An ABC News fact-check site also dinged Warren for saying that she talks to Massachusetts small business owners all the time, and that “not one of them ... made big bucks from the risky Wall Street bets that brought down our economy.”

Not even one?

“The idea that no one in the Bay State, so close to New York and Wall Street, benefitted from the bankers’ profligacy is off the mark,” writes ABC’s Gregory Krieg.

In the end, while Warren may have helped her image with national Democratic delegates in the hall, it’s not clear whether her convention appearance will help her win over the independent voters she’ll need to unseat Republican Sen. Scott Brown.

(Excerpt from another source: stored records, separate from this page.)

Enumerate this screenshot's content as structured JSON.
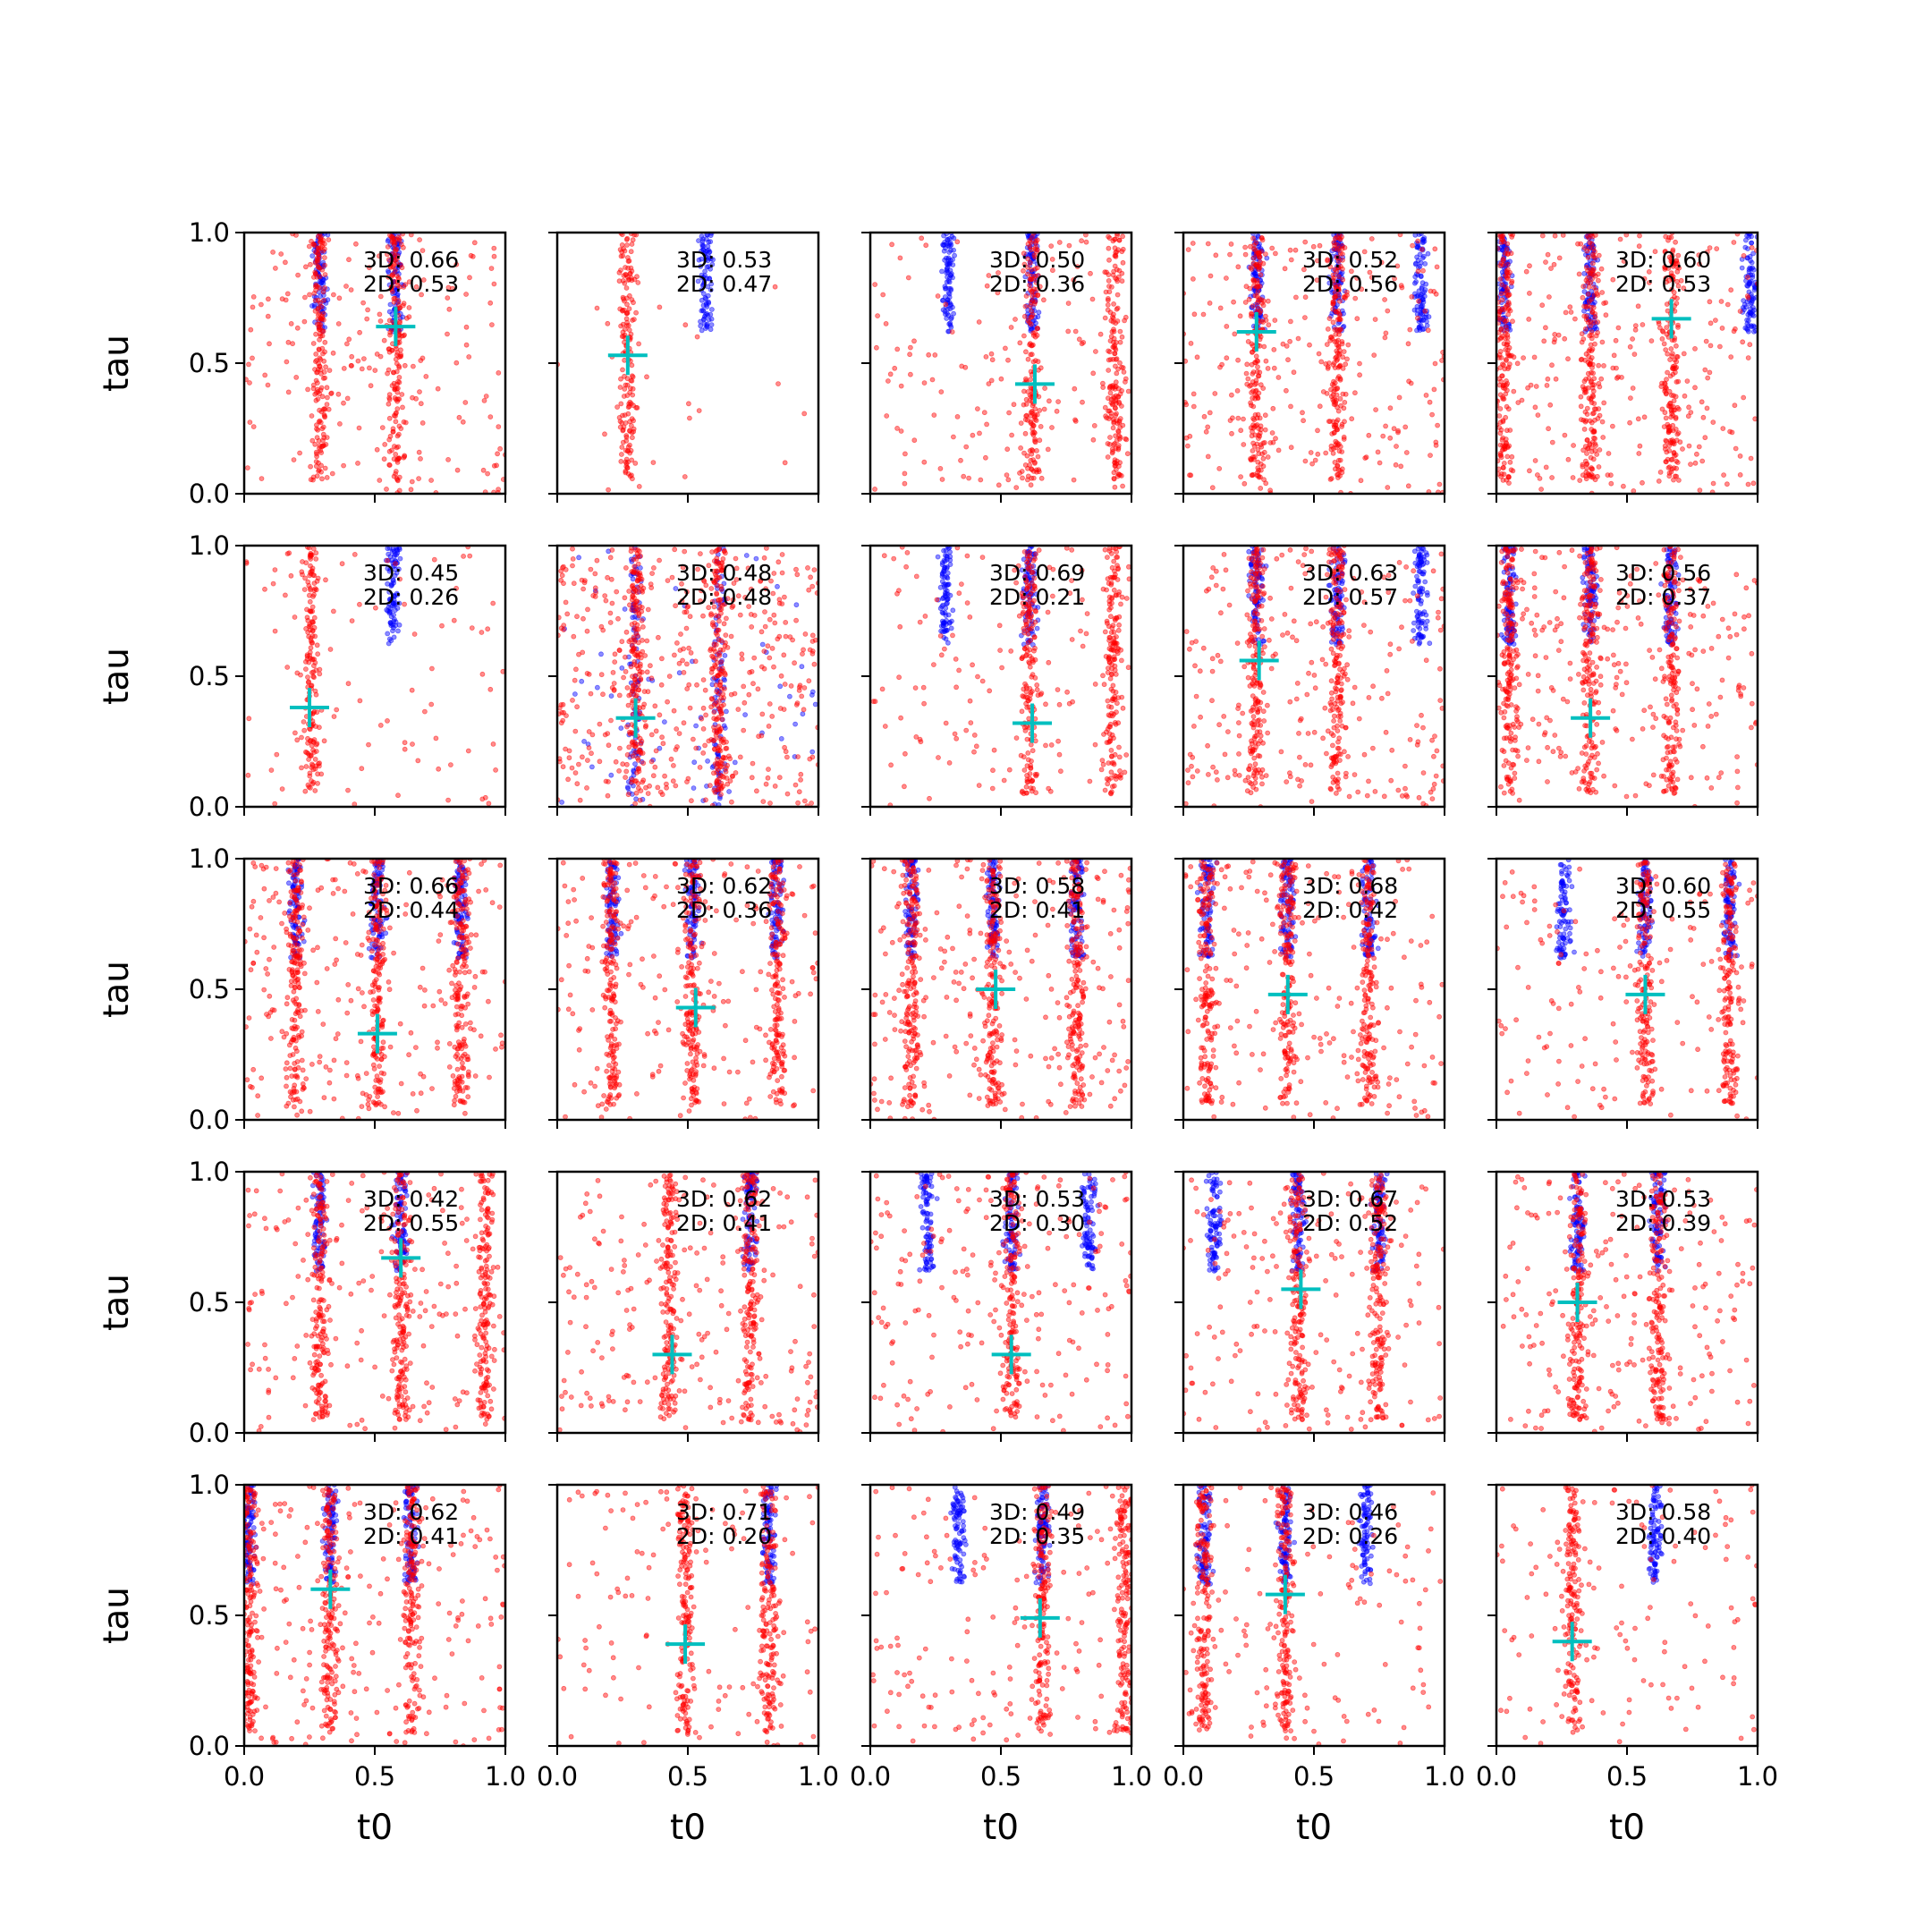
{
  "chart_data": {
    "type": "scatter",
    "layout": "5x5 grid of scatter subplots",
    "xlabel": "t0",
    "ylabel": "tau",
    "xlim": [
      0.0,
      1.0
    ],
    "ylim": [
      0.0,
      1.0
    ],
    "x_ticks": [
      "0.0",
      "0.5",
      "1.0"
    ],
    "y_ticks": [
      "0.0",
      "0.5",
      "1.0"
    ],
    "series": [
      {
        "color": "#ff0000",
        "marker": "small dots, alpha 0.4"
      },
      {
        "color": "#0000ff",
        "marker": "small dots, alpha 0.4"
      },
      {
        "color": "#00bfbf",
        "marker": "+ (large)"
      }
    ],
    "grid": false,
    "legend": "none",
    "panels": [
      {
        "a3d": "3D: 0.66",
        "a2d": "2D: 0.53",
        "red": [
          0.29,
          0.58
        ],
        "blue": [
          0.29,
          0.58
        ],
        "diffuse": 0.45,
        "bluefull": false,
        "mark": [
          0.58,
          0.64
        ]
      },
      {
        "a3d": "3D: 0.53",
        "a2d": "2D: 0.47",
        "red": [
          0.27
        ],
        "blue": [
          0.57
        ],
        "diffuse": 0.05,
        "bluefull": false,
        "mark": [
          0.27,
          0.53
        ]
      },
      {
        "a3d": "3D: 0.50",
        "a2d": "2D: 0.36",
        "red": [
          0.62,
          0.94
        ],
        "blue": [
          0.3,
          0.62
        ],
        "diffuse": 0.35,
        "bluefull": false,
        "mark": [
          0.63,
          0.42
        ]
      },
      {
        "a3d": "3D: 0.52",
        "a2d": "2D: 0.56",
        "red": [
          0.28,
          0.59
        ],
        "blue": [
          0.28,
          0.59,
          0.91
        ],
        "diffuse": 0.6,
        "bluefull": false,
        "mark": [
          0.28,
          0.62
        ]
      },
      {
        "a3d": "3D: 0.60",
        "a2d": "2D: 0.53",
        "red": [
          0.03,
          0.36,
          0.67
        ],
        "blue": [
          0.03,
          0.36,
          0.97
        ],
        "diffuse": 0.6,
        "bluefull": false,
        "mark": [
          0.67,
          0.67
        ]
      },
      {
        "a3d": "3D: 0.45",
        "a2d": "2D: 0.26",
        "red": [
          0.26
        ],
        "blue": [
          0.57
        ],
        "diffuse": 0.2,
        "bluefull": false,
        "mark": [
          0.25,
          0.38
        ]
      },
      {
        "a3d": "3D: 0.48",
        "a2d": "2D: 0.48",
        "red": [
          0.3,
          0.62
        ],
        "blue": [
          0.3,
          0.62
        ],
        "diffuse": 1.0,
        "bluefull": true,
        "mark": [
          0.3,
          0.34
        ]
      },
      {
        "a3d": "3D: 0.69",
        "a2d": "2D: 0.21",
        "red": [
          0.61,
          0.93
        ],
        "blue": [
          0.29,
          0.61
        ],
        "diffuse": 0.3,
        "bluefull": false,
        "mark": [
          0.62,
          0.32
        ]
      },
      {
        "a3d": "3D: 0.63",
        "a2d": "2D: 0.57",
        "red": [
          0.28,
          0.59
        ],
        "blue": [
          0.28,
          0.59,
          0.91
        ],
        "diffuse": 0.55,
        "bluefull": false,
        "mark": [
          0.29,
          0.56
        ]
      },
      {
        "a3d": "3D: 0.56",
        "a2d": "2D: 0.37",
        "red": [
          0.05,
          0.36,
          0.67
        ],
        "blue": [
          0.05,
          0.36,
          0.67
        ],
        "diffuse": 0.55,
        "bluefull": false,
        "mark": [
          0.36,
          0.34
        ]
      },
      {
        "a3d": "3D: 0.66",
        "a2d": "2D: 0.44",
        "red": [
          0.2,
          0.51,
          0.83
        ],
        "blue": [
          0.2,
          0.51,
          0.83
        ],
        "diffuse": 0.55,
        "bluefull": false,
        "mark": [
          0.51,
          0.33
        ]
      },
      {
        "a3d": "3D: 0.62",
        "a2d": "2D: 0.36",
        "red": [
          0.21,
          0.52,
          0.84
        ],
        "blue": [
          0.21,
          0.52,
          0.84
        ],
        "diffuse": 0.45,
        "bluefull": false,
        "mark": [
          0.53,
          0.43
        ]
      },
      {
        "a3d": "3D: 0.58",
        "a2d": "2D: 0.41",
        "red": [
          0.16,
          0.47,
          0.79
        ],
        "blue": [
          0.16,
          0.47,
          0.79
        ],
        "diffuse": 0.6,
        "bluefull": false,
        "mark": [
          0.48,
          0.5
        ]
      },
      {
        "a3d": "3D: 0.68",
        "a2d": "2D: 0.42",
        "red": [
          0.09,
          0.4,
          0.71
        ],
        "blue": [
          0.09,
          0.4,
          0.71
        ],
        "diffuse": 0.45,
        "bluefull": false,
        "mark": [
          0.4,
          0.48
        ]
      },
      {
        "a3d": "3D: 0.60",
        "a2d": "2D: 0.55",
        "red": [
          0.57,
          0.89
        ],
        "blue": [
          0.26,
          0.57,
          0.89
        ],
        "diffuse": 0.35,
        "bluefull": false,
        "mark": [
          0.57,
          0.48
        ]
      },
      {
        "a3d": "3D: 0.42",
        "a2d": "2D: 0.55",
        "red": [
          0.29,
          0.6,
          0.92
        ],
        "blue": [
          0.29,
          0.6
        ],
        "diffuse": 0.45,
        "bluefull": false,
        "mark": [
          0.6,
          0.67
        ]
      },
      {
        "a3d": "3D: 0.62",
        "a2d": "2D: 0.41",
        "red": [
          0.43,
          0.74
        ],
        "blue": [
          0.74
        ],
        "diffuse": 0.5,
        "bluefull": false,
        "mark": [
          0.44,
          0.3
        ]
      },
      {
        "a3d": "3D: 0.53",
        "a2d": "2D: 0.30",
        "red": [
          0.54
        ],
        "blue": [
          0.22,
          0.54,
          0.84
        ],
        "diffuse": 0.5,
        "bluefull": false,
        "mark": [
          0.54,
          0.3
        ]
      },
      {
        "a3d": "3D: 0.67",
        "a2d": "2D: 0.52",
        "red": [
          0.44,
          0.75
        ],
        "blue": [
          0.12,
          0.44,
          0.75
        ],
        "diffuse": 0.45,
        "bluefull": false,
        "mark": [
          0.45,
          0.55
        ]
      },
      {
        "a3d": "3D: 0.53",
        "a2d": "2D: 0.39",
        "red": [
          0.31,
          0.62
        ],
        "blue": [
          0.31,
          0.62
        ],
        "diffuse": 0.5,
        "bluefull": false,
        "mark": [
          0.31,
          0.5
        ]
      },
      {
        "a3d": "3D: 0.62",
        "a2d": "2D: 0.41",
        "red": [
          0.02,
          0.33,
          0.64
        ],
        "blue": [
          0.02,
          0.33,
          0.64
        ],
        "diffuse": 0.5,
        "bluefull": false,
        "mark": [
          0.33,
          0.6
        ]
      },
      {
        "a3d": "3D: 0.71",
        "a2d": "2D: 0.20",
        "red": [
          0.49,
          0.81
        ],
        "blue": [
          0.81
        ],
        "diffuse": 0.3,
        "bluefull": false,
        "mark": [
          0.49,
          0.39
        ]
      },
      {
        "a3d": "3D: 0.49",
        "a2d": "2D: 0.35",
        "red": [
          0.66,
          0.97
        ],
        "blue": [
          0.34,
          0.66
        ],
        "diffuse": 0.35,
        "bluefull": false,
        "mark": [
          0.65,
          0.49
        ]
      },
      {
        "a3d": "3D: 0.46",
        "a2d": "2D: 0.26",
        "red": [
          0.08,
          0.39
        ],
        "blue": [
          0.08,
          0.39,
          0.7
        ],
        "diffuse": 0.3,
        "bluefull": false,
        "mark": [
          0.39,
          0.58
        ]
      },
      {
        "a3d": "3D: 0.58",
        "a2d": "2D: 0.40",
        "red": [
          0.29
        ],
        "blue": [
          0.61
        ],
        "diffuse": 0.3,
        "bluefull": false,
        "mark": [
          0.29,
          0.4
        ]
      }
    ]
  }
}
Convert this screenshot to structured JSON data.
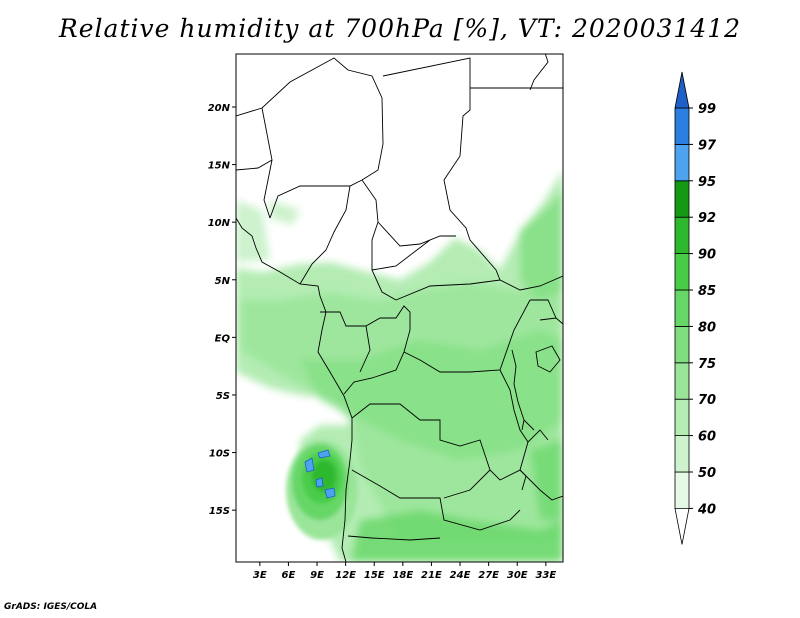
{
  "title": "Relative humidity at 700hPa [%], VT: 2020031412",
  "credit": "GrADS: IGES/COLA",
  "map": {
    "lat_labels": [
      "20N",
      "15N",
      "10N",
      "5N",
      "EQ",
      "5S",
      "10S",
      "15S"
    ],
    "lat_values": [
      20,
      15,
      10,
      5,
      0,
      -5,
      -10,
      -15
    ],
    "lon_labels": [
      "3E",
      "6E",
      "9E",
      "12E",
      "15E",
      "18E",
      "21E",
      "24E",
      "27E",
      "30E",
      "33E"
    ],
    "lon_values": [
      3,
      6,
      9,
      12,
      15,
      18,
      21,
      24,
      27,
      30,
      33
    ],
    "lon_range": [
      0.5,
      34.8
    ],
    "lat_range": [
      -19.5,
      24.6
    ]
  },
  "colorbar": {
    "levels": [
      "40",
      "50",
      "60",
      "70",
      "75",
      "80",
      "85",
      "90",
      "92",
      "95",
      "97",
      "99"
    ],
    "colors": {
      "lt40": "#ffffff",
      "b40_50": "#e6f9e6",
      "b50_60": "#cdf2cd",
      "b60_70": "#b4ecb4",
      "b70_75": "#9ae59a",
      "b75_80": "#80de80",
      "b80_85": "#66d766",
      "b85_90": "#48cc48",
      "b90_92": "#2eb82e",
      "b92_95": "#149914",
      "b95_97": "#4da3f0",
      "b97_99": "#2a7fe0",
      "gt99": "#1f5fc8"
    }
  }
}
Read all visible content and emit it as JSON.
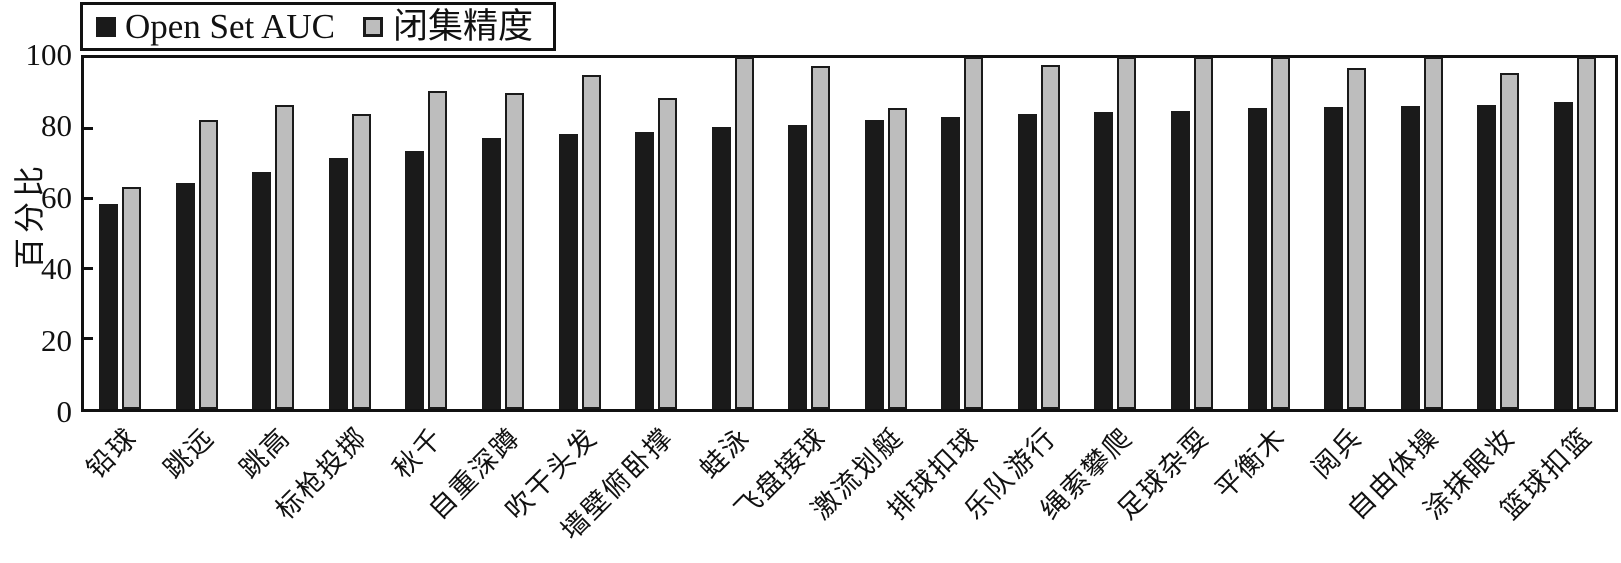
{
  "legend": {
    "border_color": "#111111",
    "items": [
      {
        "label": "Open Set AUC",
        "swatch_color": "#1a1a1a"
      },
      {
        "label": "闭集精度",
        "swatch_color": "#bdbdbd"
      }
    ]
  },
  "chart_data": {
    "type": "bar",
    "title": "",
    "xlabel": "",
    "ylabel": "百分比",
    "ylim": [
      0,
      100
    ],
    "yticks": [
      0,
      20,
      40,
      60,
      80,
      100
    ],
    "grid": false,
    "legend_position": "top-left, outside plot",
    "categories": [
      "铅球",
      "跳远",
      "跳高",
      "标枪投掷",
      "秋千",
      "自重深蹲",
      "吹干头发",
      "墙壁俯卧撑",
      "蛙泳",
      "飞盘接球",
      "激流划艇",
      "排球扣球",
      "乐队游行",
      "绳索攀爬",
      "足球杂耍",
      "平衡木",
      "阅兵",
      "自由体操",
      "涂抹眼妆",
      "篮球扣篮"
    ],
    "series": [
      {
        "name": "Open Set AUC",
        "color": "#1a1a1a",
        "values": [
          58.5,
          64.5,
          67.5,
          71.5,
          73.5,
          77.3,
          78.3,
          79.0,
          80.3,
          81.0,
          82.3,
          83.3,
          84.0,
          84.5,
          85.0,
          85.8,
          86.0,
          86.2,
          86.5,
          87.5
        ]
      },
      {
        "name": "闭集精度",
        "color": "#bdbdbd",
        "values": [
          63.0,
          82.0,
          86.3,
          83.8,
          90.3,
          89.7,
          94.8,
          88.3,
          100.0,
          97.5,
          85.5,
          100.0,
          97.8,
          100.0,
          100.0,
          100.0,
          97.0,
          100.0,
          95.5,
          100.0
        ]
      }
    ]
  }
}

Independents make up nearly half the Bay State electorate, so their electoral role there is decisive, according to the Democratic-leaning poll firm Public Policy Polling. And many of them may perceive Warren as too strident and harsh. In a late August PPP survey, 50 percent of independents said they were worried that she is “too liberal.” By contrast only 19 percent said they felt Senator Brown is “too conservative.”

Among all voters Brown led Warren by 49 to 44 percent in the survey.

“Scott Brown’s been able to hold up his image as a moderate, and that has him in a good position right now,” said Dean Debnam, president of PPP, in an Aug. 21 press release. “Democrats will have to convince voters who like him to vote against him anyway to keep the Senate from going Republican.”